Tuesday, September 15, 2020

Fall 2020 PSYC100 Musings - 01

 I decided to take a basic PSYC100 course this term at Capilano University. This follows the Philosophy course I took in January 2020, which was relegated to online when the pandemic hit in March.

So, this is a itinerant record of that experience, sort of a psychological study of the new online post-secondary environment, using a psychology course as the vehicle for the study.

First things first: I'm enrolled in 1 of 12 sections of PSYC100, all but one are fully asynchronous online. That is, there are only videos to watch and the textbook to read.

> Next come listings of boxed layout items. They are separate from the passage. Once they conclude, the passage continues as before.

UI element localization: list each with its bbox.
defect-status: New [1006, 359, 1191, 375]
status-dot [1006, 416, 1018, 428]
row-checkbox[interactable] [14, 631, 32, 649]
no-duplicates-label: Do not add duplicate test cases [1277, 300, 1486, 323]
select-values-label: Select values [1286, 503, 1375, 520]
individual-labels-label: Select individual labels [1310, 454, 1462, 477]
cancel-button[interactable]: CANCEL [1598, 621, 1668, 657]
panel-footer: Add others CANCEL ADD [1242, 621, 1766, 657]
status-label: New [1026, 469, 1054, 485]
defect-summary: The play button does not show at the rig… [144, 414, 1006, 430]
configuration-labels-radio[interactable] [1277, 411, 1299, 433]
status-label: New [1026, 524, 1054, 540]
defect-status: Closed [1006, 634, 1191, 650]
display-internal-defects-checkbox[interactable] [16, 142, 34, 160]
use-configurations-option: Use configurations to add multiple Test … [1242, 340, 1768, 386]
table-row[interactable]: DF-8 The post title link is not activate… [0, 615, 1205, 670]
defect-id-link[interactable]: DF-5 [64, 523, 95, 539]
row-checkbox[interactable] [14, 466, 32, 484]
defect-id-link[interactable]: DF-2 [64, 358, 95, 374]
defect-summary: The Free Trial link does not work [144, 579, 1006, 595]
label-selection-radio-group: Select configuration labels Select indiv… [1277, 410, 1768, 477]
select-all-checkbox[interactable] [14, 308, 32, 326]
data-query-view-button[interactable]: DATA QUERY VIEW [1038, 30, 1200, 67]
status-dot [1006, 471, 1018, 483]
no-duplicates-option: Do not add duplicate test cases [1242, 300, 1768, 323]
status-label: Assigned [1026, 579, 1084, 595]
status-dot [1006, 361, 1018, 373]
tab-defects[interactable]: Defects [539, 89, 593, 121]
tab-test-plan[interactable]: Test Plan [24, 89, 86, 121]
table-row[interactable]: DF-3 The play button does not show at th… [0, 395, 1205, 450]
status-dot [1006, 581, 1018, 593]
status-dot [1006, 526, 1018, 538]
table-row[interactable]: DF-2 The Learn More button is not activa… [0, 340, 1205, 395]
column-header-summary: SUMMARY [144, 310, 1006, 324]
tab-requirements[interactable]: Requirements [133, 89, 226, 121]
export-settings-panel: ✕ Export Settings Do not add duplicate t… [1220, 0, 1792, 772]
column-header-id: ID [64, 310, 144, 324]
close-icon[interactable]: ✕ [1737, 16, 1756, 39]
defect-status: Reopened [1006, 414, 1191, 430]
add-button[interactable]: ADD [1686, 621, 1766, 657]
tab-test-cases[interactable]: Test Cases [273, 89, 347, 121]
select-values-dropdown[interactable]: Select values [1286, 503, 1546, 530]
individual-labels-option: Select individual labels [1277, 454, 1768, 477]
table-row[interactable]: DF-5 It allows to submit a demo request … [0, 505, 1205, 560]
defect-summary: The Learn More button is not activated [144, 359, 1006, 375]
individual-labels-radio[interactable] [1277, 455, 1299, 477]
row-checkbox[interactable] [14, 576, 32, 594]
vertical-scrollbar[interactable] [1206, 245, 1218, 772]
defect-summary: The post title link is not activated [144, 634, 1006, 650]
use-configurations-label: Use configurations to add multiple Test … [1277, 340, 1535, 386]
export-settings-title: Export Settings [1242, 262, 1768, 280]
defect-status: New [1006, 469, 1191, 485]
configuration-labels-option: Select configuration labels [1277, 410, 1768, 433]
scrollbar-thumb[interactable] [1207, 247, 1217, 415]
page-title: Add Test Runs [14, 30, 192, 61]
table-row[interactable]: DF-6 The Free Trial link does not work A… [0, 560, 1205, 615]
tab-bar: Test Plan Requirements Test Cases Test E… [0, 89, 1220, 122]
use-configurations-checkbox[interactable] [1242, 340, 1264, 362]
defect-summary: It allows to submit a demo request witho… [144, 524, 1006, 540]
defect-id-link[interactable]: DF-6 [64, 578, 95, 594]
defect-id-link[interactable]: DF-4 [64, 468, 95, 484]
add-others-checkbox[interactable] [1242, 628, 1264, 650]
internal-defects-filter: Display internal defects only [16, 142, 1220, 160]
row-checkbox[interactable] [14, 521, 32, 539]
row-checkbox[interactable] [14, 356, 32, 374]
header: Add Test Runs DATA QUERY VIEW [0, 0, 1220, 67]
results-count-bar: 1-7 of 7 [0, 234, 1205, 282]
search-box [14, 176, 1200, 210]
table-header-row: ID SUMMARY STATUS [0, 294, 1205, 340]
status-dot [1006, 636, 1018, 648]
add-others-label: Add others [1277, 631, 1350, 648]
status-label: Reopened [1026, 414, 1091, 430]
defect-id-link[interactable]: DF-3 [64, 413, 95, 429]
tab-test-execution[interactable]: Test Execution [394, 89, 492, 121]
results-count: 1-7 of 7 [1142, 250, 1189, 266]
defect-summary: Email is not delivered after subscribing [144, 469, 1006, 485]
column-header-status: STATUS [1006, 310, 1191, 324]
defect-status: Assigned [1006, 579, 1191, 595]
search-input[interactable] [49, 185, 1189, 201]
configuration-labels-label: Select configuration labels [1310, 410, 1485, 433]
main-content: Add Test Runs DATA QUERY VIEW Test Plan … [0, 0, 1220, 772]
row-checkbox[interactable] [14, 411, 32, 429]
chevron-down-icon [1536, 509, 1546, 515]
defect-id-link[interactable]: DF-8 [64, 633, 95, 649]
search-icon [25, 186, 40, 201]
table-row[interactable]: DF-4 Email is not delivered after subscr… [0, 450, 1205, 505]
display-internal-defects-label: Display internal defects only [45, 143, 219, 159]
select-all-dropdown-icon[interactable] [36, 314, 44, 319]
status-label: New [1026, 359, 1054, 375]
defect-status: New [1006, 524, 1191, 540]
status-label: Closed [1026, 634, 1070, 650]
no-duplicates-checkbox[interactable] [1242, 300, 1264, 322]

No streamed lectures. I'm disappointed by this. The streamed lectures in the previous philosophy course that kicked in when the Pandemic hit worked out quite well.

The start to the term did not go well. I was not enrolled in the class before classes started on Sept 8 (day after Labour day). The Cap Learning Management System(LMS) - Moodle) was down on Labour day (actually I think the single-sign on server was down, Moodle was fine), and was incredibly slow on the first day of classes. 

(This is understandable, and kudos to my new and old colleagues at Cap for at least keeping it up and running on the first day of classes when everything is online. This in itself is one of those remarkable achievements that IT departments routinely pull off with no one the wiser as to the incredible challenge this poses.)

The entire class missed the welcoming Zoom meeting that was supposed to happen Sept 8 morning, probably because the messaging did not come through in time. The instructor sent out another invite at about noon for a similar afternoon meeting. I missed the message, and I don't think it was well attended. 

The videos for the first week are a mix of introductions, Cap specific content, and generic PSYC content from the web. One video lecture I found particularly interesting was the relationship between Philosophy and Psychology (https://www.youtube.com/watch?v=ieE1XMIezV4). Another was Cap specific and introduced me to a new visual of Maslow's hierarchy of needs. Good to see there's a sense of humour. 

First week's assignment is to submit a one page document to describe what I thought Psychology was before I started the course, compared to what I now think it is after I've studied the content (videos and textbook) for the first week. Not challenging so far.

One observation that I had before, and was enforced by my readings, is the defensiveness of Psychology professionals in labeling their area of study a science. That is, Psychologists consider their field a science. However, the 'hard' scientists (Physics, Chemistry, Biology) scoff at this notion.